The assistant professor of geology is part of a major effort by scientists around the country to find, extract and study some of the oldest ice in the world. The collaboration—which this fall won $25 million in National Science Foundation funding—is led by Oregon State University and known as COLDEX.

Holschuh is a geophysicist, and this is his second year at Amherst. He was previously a postdoc at the University of Washington, where he used radar data to study the Antarctic ice sheet.

The ice sheet contains a treasure trove of microscopic matter trapped during various warming and cooling cycles in the Earth’s recent past. Scientists drill long cylinders, known as ice cores, from below the subsurface to study and date. These consist of layers of ice that can be tied to particular years and eras. Because new layers are always forming, Antarctica contains a continuous record of Earth’s climate history.

“Isotopes in ice cores are one of our best proxies for past temperature,” Holschuh says, “and gases trapped in bubbles in ice cores are as good as if we sent a time machine back a million years and directly sampled the atmosphere.”

A person sitting outside a tent in Antartica

Holschuh with his tent in Antarctica. “We are taking the first steps in a decade-long scientific mission,” he says. Photo courtesy Nick Holschuh.

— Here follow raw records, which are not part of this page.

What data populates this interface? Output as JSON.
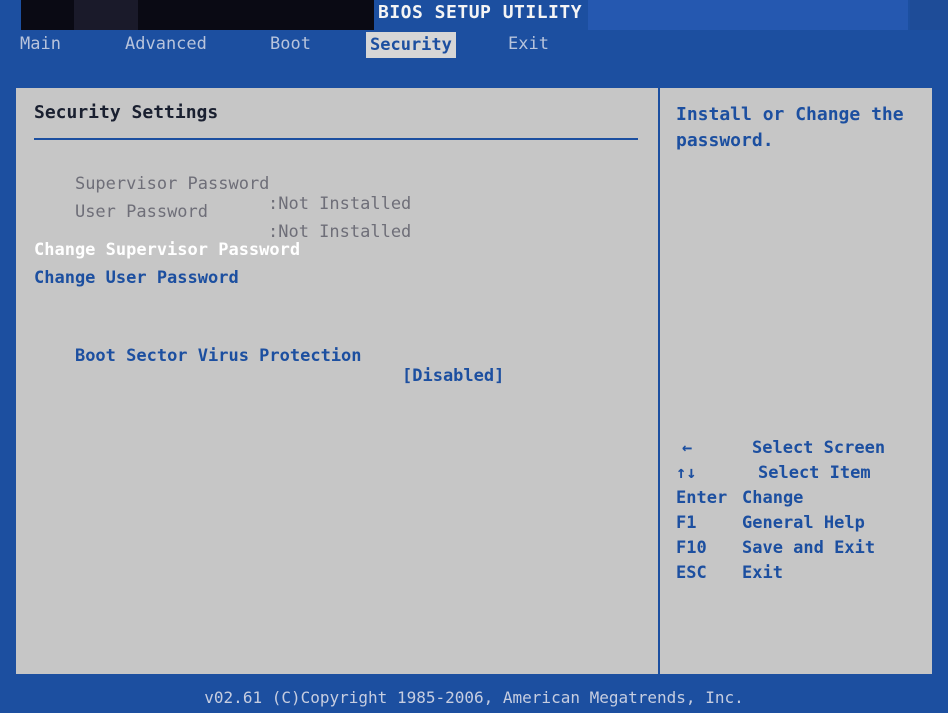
{
  "title": "BIOS SETUP UTILITY",
  "menu": {
    "items": [
      "Main",
      "Advanced",
      "Boot",
      "Security",
      "Exit"
    ],
    "selected": "Security"
  },
  "panel": {
    "section_title": "Security Settings",
    "supervisor_password": {
      "label": "Supervisor Password",
      "value": ":Not Installed"
    },
    "user_password": {
      "label": "User Password",
      "value": ":Not Installed"
    },
    "change_supervisor": "Change Supervisor Password",
    "change_user": "Change User Password",
    "boot_sector": {
      "label": "Boot Sector Virus Protection",
      "value": "[Disabled]"
    }
  },
  "help": {
    "text": "Install or Change the password.",
    "keys": [
      {
        "key": "←",
        "desc": "Select Screen"
      },
      {
        "key": "↑↓",
        "desc": "Select Item"
      },
      {
        "key": "Enter",
        "desc": "Change"
      },
      {
        "key": "F1",
        "desc": "General Help"
      },
      {
        "key": "F10",
        "desc": "Save and Exit"
      },
      {
        "key": "ESC",
        "desc": "Exit"
      }
    ]
  },
  "footer": "v02.61 (C)Copyright 1985-2006, American Megatrends, Inc.",
  "colors": {
    "background": "#1c4fa0",
    "panel": "#c6c6c6",
    "highlight": "#ffffff",
    "accent": "#1c4fa0"
  }
}
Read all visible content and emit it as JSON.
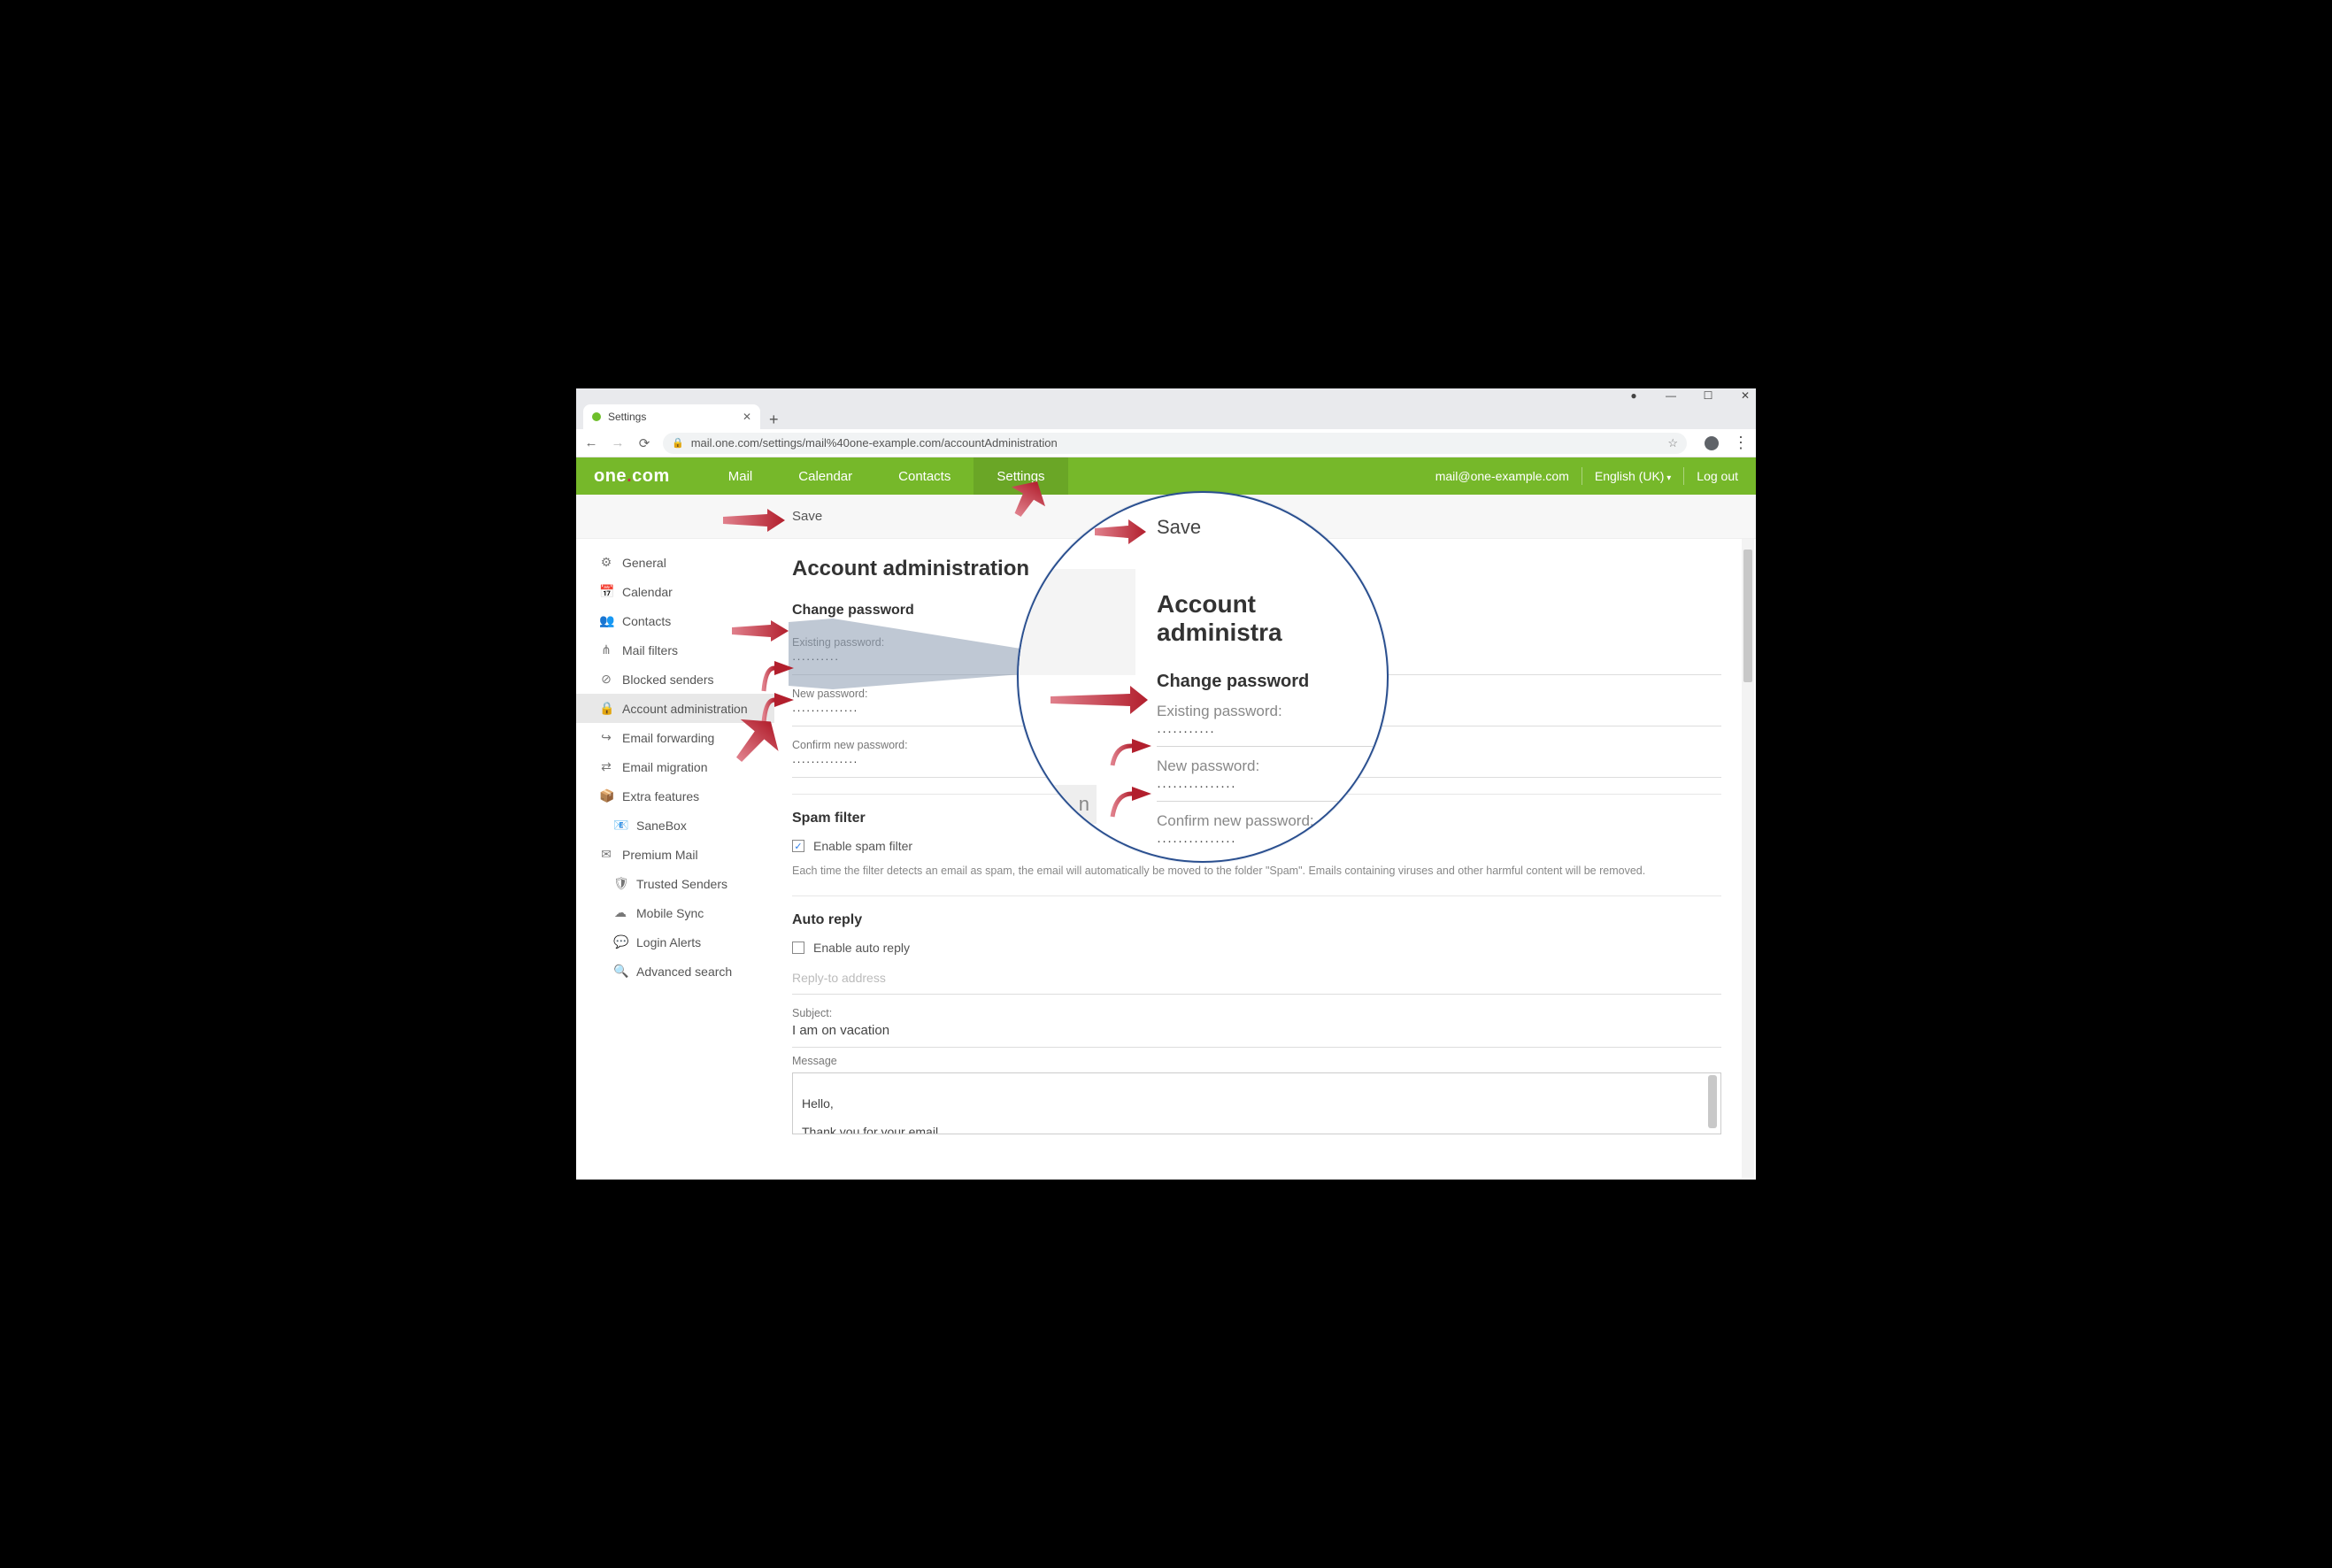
{
  "browser": {
    "tab_title": "Settings",
    "url": "mail.one.com/settings/mail%40one-example.com/accountAdministration"
  },
  "apphdr": {
    "logo_text_1": "one",
    "logo_text_2": "com",
    "tabs": [
      "Mail",
      "Calendar",
      "Contacts",
      "Settings"
    ],
    "email": "mail@one-example.com",
    "language": "English (UK)",
    "logout": "Log out"
  },
  "savebar": {
    "label": "Save"
  },
  "sidebar": {
    "items": [
      {
        "icon": "⚙",
        "label": "General"
      },
      {
        "icon": "📅",
        "label": "Calendar"
      },
      {
        "icon": "👥",
        "label": "Contacts"
      },
      {
        "icon": "⋔",
        "label": "Mail filters"
      },
      {
        "icon": "⊘",
        "label": "Blocked senders"
      },
      {
        "icon": "🔒",
        "label": "Account administration",
        "active": true
      },
      {
        "icon": "↪",
        "label": "Email forwarding"
      },
      {
        "icon": "⇄",
        "label": "Email migration"
      },
      {
        "icon": "📦",
        "label": "Extra features"
      },
      {
        "icon": "📧",
        "label": "SaneBox",
        "sub": true
      },
      {
        "icon": "✉",
        "label": "Premium Mail"
      },
      {
        "icon": "🛡",
        "label": "Trusted Senders",
        "sub": true
      },
      {
        "icon": "☁",
        "label": "Mobile Sync",
        "sub": true
      },
      {
        "icon": "💬",
        "label": "Login Alerts",
        "sub": true
      },
      {
        "icon": "🔍",
        "label": "Advanced search",
        "sub": true
      }
    ]
  },
  "main": {
    "title": "Account administration",
    "pw_section": "Change password",
    "existing_lbl": "Existing password:",
    "existing_val": "··········",
    "new_lbl": "New password:",
    "new_val": "··············",
    "confirm_lbl": "Confirm new password:",
    "confirm_val": "··············",
    "spam_title": "Spam filter",
    "spam_enable": "Enable spam filter",
    "spam_desc": "Each time the filter detects an email as spam, the email will automatically be moved to the folder \"Spam\". Emails containing viruses and other harmful content will be removed.",
    "auto_title": "Auto reply",
    "auto_enable": "Enable auto reply",
    "replyto_placeholder": "Reply-to address",
    "subject_lbl": "Subject:",
    "subject_val": "I am on vacation",
    "message_lbl": "Message",
    "message_val": "Hello,\n\nThank you for your email."
  },
  "mag": {
    "save": "Save",
    "title": "Account administra",
    "pw": "Change password",
    "existing_lbl": "Existing password:",
    "existing_val": "···········",
    "new_lbl": "New password:",
    "new_val": "···············",
    "confirm_lbl": "Confirm new password:",
    "confirm_val": "···············",
    "n": "n"
  }
}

In other words: To understand climate change, our best records of two major components of it—temperature and carbon dioxide—can be found in Antarctic ice cores.

But the oldest continuous record that scientists have extracted thus far comes from an ice core that dates back only 800,000 years. COLDEX hopes to drill miles down to extract a core at least twice that age.

That’s where Holschuh comes in. His job is threefold: to determine the history of ice flow that led to the modern Antarctic ice sheet; to predict which drill sites are likely to hold ice cores at least 1.5 million years old; and to evaluate whether the climate record of those ice cores will be complete and interpretable. He and his team will use plane-mounted radar to image the subsurface of the ice, and will analyze those images. From there, he’ll point his COLDEX colleagues to the most promising locations for drilling.

“For the past 1.2 million years, Earth has been swinging from warm to cold, slowly re-entering an ice age every 100,000 years,” he says. “Humans, however, are breaking the cycle through our burning of fossil fuels, putting us on a trajectory that brings us closer to the hothouse climates that predate the ice age cycles. 1.2 million years ago we were in a warmer world, with an atmosphere that we think looks a lot like ours today, and the Earth’s climate behaved in fundamentally different ways. Studying a continuous ice core that spanned that climate transition tells us not just about our past, but might help us predict and reshape our future.”

Part of the grant will fund undergraduate research. “We are taking the first steps in a decade-long scientific mission that spans institutions across the U.S.,” Holschuh says. “It’s possible for an Amherst student who works with me on this project to go on to graduate school and become a professor before COLDEX is done. That student could work with experts in geophysical methods and ice core geochemistry within COLDEX and even end up sharing findings and knowledge with policymakers and members of the general public.”